The Lipophilia Hypothesis tells us that medications make us fatter by changing fat tissue metabolism, perhaps by driving us to over-secrete insulin or by changing our blood glucose concentration. (i.e. The establishment of a "positive caloric balance" results from obesity -- it does not cause it.)
So how might the phenomenon of weight gain on these drugs relate to the debate between these hypotheses?
1. A cursory review of the research pretty clearly tells us that antihypertensives closely associate not only with obesity but also with other diseases of civilization, like diabetes. Consider this article from the Journal of Hypertension, August 2004: "Old hypertensives and new diabetes."[1]
The authors write:
"The close relationship between diabetes and hypertension has been recognized for decades... New information indicates that resistance to insulin action and glucose uptake in peripheral tissues is a common underlying mechanism in hypertension and diabetes."
2. "Effect of antihypertensive drugs on insulin, glucose, and lipid metabolism."[2]

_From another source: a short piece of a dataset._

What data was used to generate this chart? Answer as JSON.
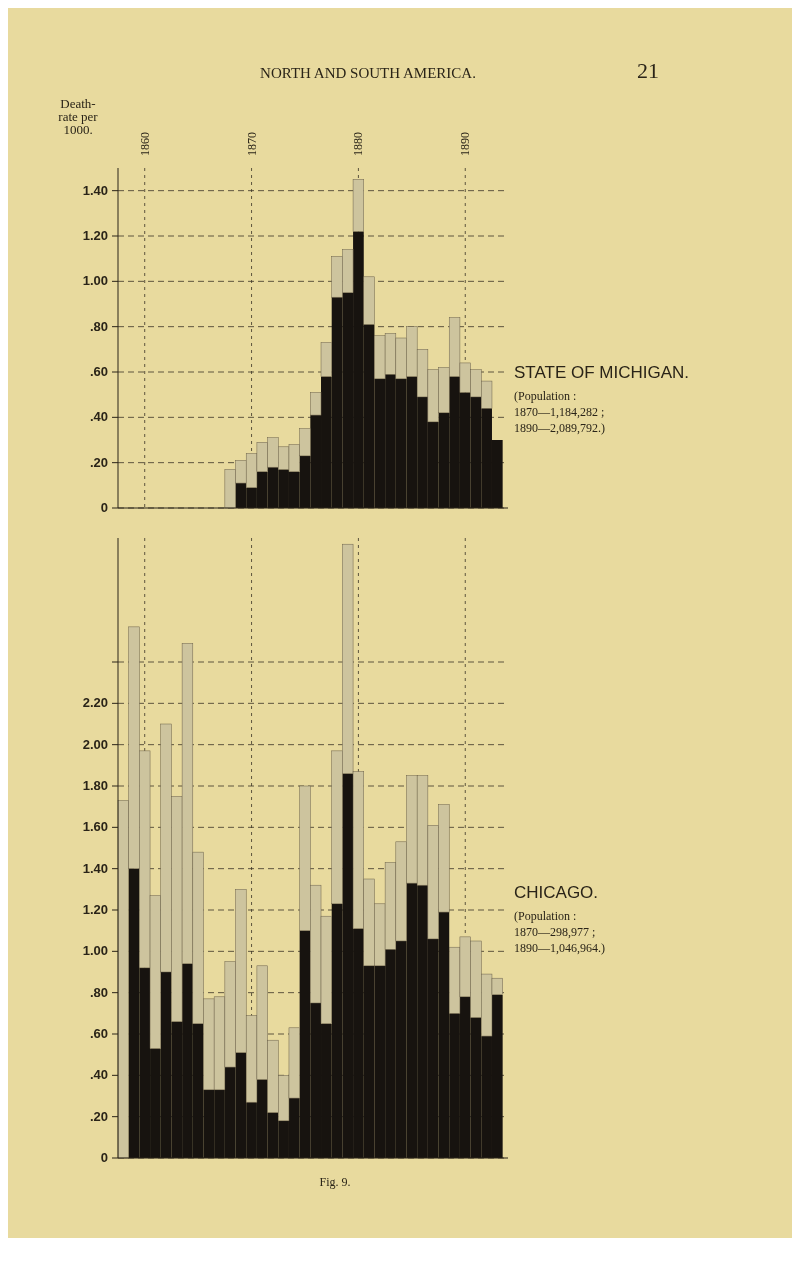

The authors examined the effects of antihypertensives like thiazide, diuretics, and beta-blockers and concluded:
"[They] worsen insulin resistance and deteriorate lipoprotein metabolism... these data may explain the unexpectedly high incidence of the development of diabetes among treated hypertensives and the poor effect on risk for coronary artery disease intervention trials."
3. This article is from Diabetes Care from November 1991: "Effects of antihypertensive treatment on insulin sensitivity with special reference to ACE inhibitors."[3]
The authors write:
"The suspicion that pharmacological treatment may worsen the insulin resistance associated metabolic abnormalities and lipid and carbohydrate metabolism and contribute to the relative failure of antihypertensive treatment."
These articles seem to bolster Lipophilia's contentions and contradict what we'd expect if Caloric Balance worked.